Mersin’in ülke için kıymetinin bilinmesi gerektiğini vurgulayan Şerafettin Aşut, geleceğe ait umutları koruduklarını belirtti.
Aşut sözlerini, “Çünkü bizler şikayet etmek ve mazeret üretmek için değil, yılmadan, yorulmadan çözüm üretmek için bu makamları işgal ediyoruz. Bu bizim ülkemize, milletimize, yaşadığımız topluma ve yaşadığımız kentlere olan borcumuzdur” diye tamamladı.
Özdemir: “Bu bölge lojistiğin kalbi”
Toros Üniversitesi Rektörü Prof. Dr. Yüksel Özdemir ise kongrenin Küreselleşmeyle Değişen Ticaret, Karma Taşımacılık, Doğu Akdeniz’de Lojistik temasıyla düzenlendiğini söyledi. Bu konunun tüm taşıma disiplinlerini barındırdığını dile getiren Özdemir, “Bu bölge lojistiğin kalbi. Tüm kurumlar olarak bu sektörün gelişimine destek vermeliyiz” ifadelerini kullandı.
Çakacak: “Yatırımlar lojistikte sıçrama yaptıracak”
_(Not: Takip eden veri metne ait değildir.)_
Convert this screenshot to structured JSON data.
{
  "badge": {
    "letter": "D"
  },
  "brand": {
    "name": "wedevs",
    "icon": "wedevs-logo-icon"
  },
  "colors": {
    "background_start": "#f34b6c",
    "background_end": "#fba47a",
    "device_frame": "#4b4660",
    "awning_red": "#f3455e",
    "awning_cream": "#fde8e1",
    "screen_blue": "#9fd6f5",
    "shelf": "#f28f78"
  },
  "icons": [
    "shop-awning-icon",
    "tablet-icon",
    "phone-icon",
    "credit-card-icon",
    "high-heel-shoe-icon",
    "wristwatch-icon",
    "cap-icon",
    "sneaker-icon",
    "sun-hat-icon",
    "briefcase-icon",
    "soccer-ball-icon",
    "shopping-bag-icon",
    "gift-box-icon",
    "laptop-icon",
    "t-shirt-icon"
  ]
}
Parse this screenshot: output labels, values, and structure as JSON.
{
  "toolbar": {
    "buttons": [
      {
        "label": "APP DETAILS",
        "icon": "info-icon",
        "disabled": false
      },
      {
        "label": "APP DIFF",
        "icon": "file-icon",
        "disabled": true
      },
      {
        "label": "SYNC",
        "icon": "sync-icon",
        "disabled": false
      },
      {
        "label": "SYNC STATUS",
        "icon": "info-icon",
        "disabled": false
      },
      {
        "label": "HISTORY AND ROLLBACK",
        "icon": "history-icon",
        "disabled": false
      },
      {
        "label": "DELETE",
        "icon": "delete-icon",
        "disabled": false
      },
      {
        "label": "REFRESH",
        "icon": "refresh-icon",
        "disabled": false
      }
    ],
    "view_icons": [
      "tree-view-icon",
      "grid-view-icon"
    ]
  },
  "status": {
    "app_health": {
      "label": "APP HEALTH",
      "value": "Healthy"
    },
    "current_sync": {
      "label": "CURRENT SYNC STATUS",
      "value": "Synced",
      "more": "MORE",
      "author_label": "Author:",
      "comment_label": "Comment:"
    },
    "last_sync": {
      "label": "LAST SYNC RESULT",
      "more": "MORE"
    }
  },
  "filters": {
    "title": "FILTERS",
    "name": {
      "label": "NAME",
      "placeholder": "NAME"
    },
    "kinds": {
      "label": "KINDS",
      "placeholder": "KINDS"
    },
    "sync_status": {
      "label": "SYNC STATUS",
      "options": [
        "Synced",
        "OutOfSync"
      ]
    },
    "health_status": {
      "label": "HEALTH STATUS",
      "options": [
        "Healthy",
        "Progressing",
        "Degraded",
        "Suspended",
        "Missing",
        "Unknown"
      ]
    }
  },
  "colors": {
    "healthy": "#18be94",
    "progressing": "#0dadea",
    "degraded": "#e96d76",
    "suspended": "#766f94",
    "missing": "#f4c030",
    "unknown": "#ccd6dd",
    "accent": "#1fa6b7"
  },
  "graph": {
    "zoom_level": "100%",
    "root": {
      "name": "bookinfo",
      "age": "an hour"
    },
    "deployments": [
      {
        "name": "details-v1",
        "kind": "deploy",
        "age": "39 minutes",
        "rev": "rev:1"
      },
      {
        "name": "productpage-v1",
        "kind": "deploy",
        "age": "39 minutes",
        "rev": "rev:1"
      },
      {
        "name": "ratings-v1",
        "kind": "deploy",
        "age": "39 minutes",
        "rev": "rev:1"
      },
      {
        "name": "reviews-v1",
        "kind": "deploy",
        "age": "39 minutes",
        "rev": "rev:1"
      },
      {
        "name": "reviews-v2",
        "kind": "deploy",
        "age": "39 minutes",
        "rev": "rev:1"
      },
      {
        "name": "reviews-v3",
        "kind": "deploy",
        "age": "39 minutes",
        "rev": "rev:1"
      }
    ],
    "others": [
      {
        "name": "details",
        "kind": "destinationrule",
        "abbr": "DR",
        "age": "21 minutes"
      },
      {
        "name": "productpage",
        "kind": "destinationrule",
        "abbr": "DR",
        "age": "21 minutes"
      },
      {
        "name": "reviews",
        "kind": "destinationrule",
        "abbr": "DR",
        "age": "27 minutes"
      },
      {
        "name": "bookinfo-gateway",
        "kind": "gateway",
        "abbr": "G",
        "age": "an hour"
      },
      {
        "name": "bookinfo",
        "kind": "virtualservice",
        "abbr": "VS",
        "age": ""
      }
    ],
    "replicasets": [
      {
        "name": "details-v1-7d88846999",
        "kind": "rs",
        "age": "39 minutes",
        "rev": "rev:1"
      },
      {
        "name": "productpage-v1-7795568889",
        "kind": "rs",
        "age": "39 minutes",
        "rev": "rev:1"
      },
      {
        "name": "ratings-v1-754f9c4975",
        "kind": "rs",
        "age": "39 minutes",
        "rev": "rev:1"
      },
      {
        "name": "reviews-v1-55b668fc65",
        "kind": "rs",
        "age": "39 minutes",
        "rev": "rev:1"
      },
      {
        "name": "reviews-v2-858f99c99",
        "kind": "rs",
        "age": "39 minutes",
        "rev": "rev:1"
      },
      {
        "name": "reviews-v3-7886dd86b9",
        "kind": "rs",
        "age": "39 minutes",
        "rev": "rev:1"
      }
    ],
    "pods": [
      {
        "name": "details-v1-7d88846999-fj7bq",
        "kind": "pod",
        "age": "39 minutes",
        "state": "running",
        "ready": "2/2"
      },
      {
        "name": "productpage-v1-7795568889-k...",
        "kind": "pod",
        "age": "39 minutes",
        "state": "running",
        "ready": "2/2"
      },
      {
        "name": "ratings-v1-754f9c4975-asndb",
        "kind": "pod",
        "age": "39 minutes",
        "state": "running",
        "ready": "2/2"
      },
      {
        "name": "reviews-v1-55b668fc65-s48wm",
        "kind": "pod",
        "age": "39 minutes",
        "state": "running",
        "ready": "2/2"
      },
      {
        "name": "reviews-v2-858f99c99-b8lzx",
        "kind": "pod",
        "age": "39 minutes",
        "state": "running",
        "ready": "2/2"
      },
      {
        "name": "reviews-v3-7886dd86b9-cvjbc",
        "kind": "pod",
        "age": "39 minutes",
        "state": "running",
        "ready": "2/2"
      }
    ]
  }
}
Mersin Valisi Özdemir Çakacak ise Mersin’e yapılan ve yapılması planlanan lojistik yatırımları hakkında bilgi verdi. Tüm kara ve hava yolu yatırımlarının kentin ulaşım altyapısını güçlendirmeyi amaçladığını kaydeden Çakacak, “Aynı zamanda lojistik bir merkez olan Mersin’e bu yönde sıçrama yaptıracak ve devletimizin, hükümetimizin belirlediği hedeflere azami katkı sağlama noktasında kararlılıkla ilerlemesini sağlayacaktır” dedi. Ardından kentin lojistik imkanları hakkında bilgi veren Çakacak, sözlerini, “Bölge olarak sahip olduğumuz tüm imkanlar yanında bu tür bilimsel toplantılar lojistik sektörünün gelişmesine önemli katkılar sağlayacaktır” diye tamamladı.